Case Study
View Case StudyTray.ai
Migrating hundreds of thousands of pages, re-platforming and extending for the leading composable AI integration platform

From Dato CMS to Craft CMS
Key pain points
DatoCMS gives all the vibes of Prismic, but is somehow less flexible. It can feel like a glorified drag-and-drop schema builder. The moment you want to do anything mildly custom, the walls start closing in. And yes, the pricing stings. It scales fast, which is great for Dato, not so great for anyone trying to run a startup without selling a kidney.
The ecosystem is small, the extensions are thin, and deeper customisation often turns into “well, I guess we’re building that ourselves.” There’s no real visual editor, no guardrails for inactive billing, and once your project grows, you quickly realise drag-and-drop doesn’t magically give you validation or extensibility. If you need something genuinely custom or long-term scalable, there are better choices. Just contact us before you start one of the most expensive journeys.

Limited customisation options
DatoCMS hits a ceiling fast if you need deeply custom logic. The drag-and-drop model is convenient, but it doesn’t give you the freedom a code-first setup would.

Pricing based on traffic
Costs scale with usage, which can get painful quickly for growing sites. Traffic spikes = surprise bills.

Steeper learning curve
While the UI is simple, the API-driven side demands more technical understanding. Non-developers may struggle once things get complex.

Need for additional plugins
Out-of-the-box features only go so far. More advanced workflows often require plugins or custom development to bridge gaps.

Limited feature set scalability
Great for small–mid projects, but larger, more demanding setups can outgrow what DatoCMS offers out of the box.

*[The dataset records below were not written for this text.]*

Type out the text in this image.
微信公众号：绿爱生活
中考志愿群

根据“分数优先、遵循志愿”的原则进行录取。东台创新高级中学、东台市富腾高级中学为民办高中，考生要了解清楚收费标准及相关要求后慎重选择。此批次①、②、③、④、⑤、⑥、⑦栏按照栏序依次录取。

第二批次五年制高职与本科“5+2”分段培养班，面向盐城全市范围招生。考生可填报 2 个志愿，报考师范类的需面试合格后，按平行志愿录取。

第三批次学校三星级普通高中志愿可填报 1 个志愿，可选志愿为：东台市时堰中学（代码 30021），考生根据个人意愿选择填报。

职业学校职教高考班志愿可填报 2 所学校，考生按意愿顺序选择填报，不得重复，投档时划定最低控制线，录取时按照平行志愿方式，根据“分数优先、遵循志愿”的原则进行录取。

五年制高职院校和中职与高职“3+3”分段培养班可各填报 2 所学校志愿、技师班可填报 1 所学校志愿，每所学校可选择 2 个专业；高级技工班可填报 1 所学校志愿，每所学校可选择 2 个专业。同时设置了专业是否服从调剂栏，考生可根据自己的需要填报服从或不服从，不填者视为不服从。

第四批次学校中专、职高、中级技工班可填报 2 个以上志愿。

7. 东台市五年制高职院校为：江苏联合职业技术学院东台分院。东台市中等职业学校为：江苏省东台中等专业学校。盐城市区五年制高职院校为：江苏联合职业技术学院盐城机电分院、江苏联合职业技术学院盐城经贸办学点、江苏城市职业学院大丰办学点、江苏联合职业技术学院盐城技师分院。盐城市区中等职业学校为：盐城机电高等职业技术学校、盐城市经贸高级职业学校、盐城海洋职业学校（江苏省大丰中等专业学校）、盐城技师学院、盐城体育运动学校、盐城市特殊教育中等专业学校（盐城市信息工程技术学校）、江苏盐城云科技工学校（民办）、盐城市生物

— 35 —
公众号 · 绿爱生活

Potential integration issues
Certain frameworks and tools need careful configuration, and edge cases appear more often than you’d expect in more mature CMS ecosystems.
Key advantages
Craft CMS is one of those platforms we genuinely respect from a developer standpoint. The content modelling is best-in-class for a traditional CMS. You define sections, entry types, and fields with real precision, and the authoring experience maps cleanly to the underlying data structure. If your content team needs a CMS that actually reflects how the site is built, Craft delivers that better than most. The Twig templating layer is clean and predictable, and the admin UI is fast and intuitive once editors get past the initial learning curve.
Where Craft really shines is in the middle ground between simple marketing sites and full-blown enterprise builds. It's flexible enough to handle complex content architectures without the bloat of something like WordPress, and the built-in GraphQL API means you can use it headless if you want to pair it with a modern frontend. The plugin ecosystem is smaller but noticeably higher quality than what you'd find in WordPress, and the Composer-based workflow means your whole project can live in version control properly.
We've seen agencies build genuinely impressive work on Craft, especially for content-heavy sites where editorial workflows matter. If your team includes developers and you want a CMS that rewards careful architecture, Craft is a solid choice. It's not trying to be everything to everyone, and that focus shows.
That said, we'd typically recommend a headless CMS like Sanity for most of the projects we take on. Craft is at its best when you're comfortable with PHP and want a tightly integrated traditional or hybrid setup. If you're building on Next.js or a modern JavaScript stack, you'll find more natural fits elsewhere.

Exceptional content modelling
Craft's field and section system gives you precise control over your content structure. You can model complex relationships between content types without fighting the CMS.

Clean authoring experience
The admin panel is fast, well-organized, and maps directly to how content is structured. Editors can work efficiently once they understand the layout.

Built-in GraphQL API
Craft ships with a native GraphQL API, so you can use it headless without plugins or workarounds. It's deeply integrated and well-documented.

Composer-based modern workflow
Everything is managed through Composer, so your project, plugins, and dependencies all live in version control. Deployments through CI/CD pipelines work smoothly.

Higher quality plugin ecosystem
The plugin store is smaller than WordPress but the quality bar is noticeably higher. Plugins are better maintained and less likely to break your site on update.

Granular user permissions
Built-in role and permission management is detailed and flexible. You can lock down exactly what each editor can see and do without needing third-party plugins.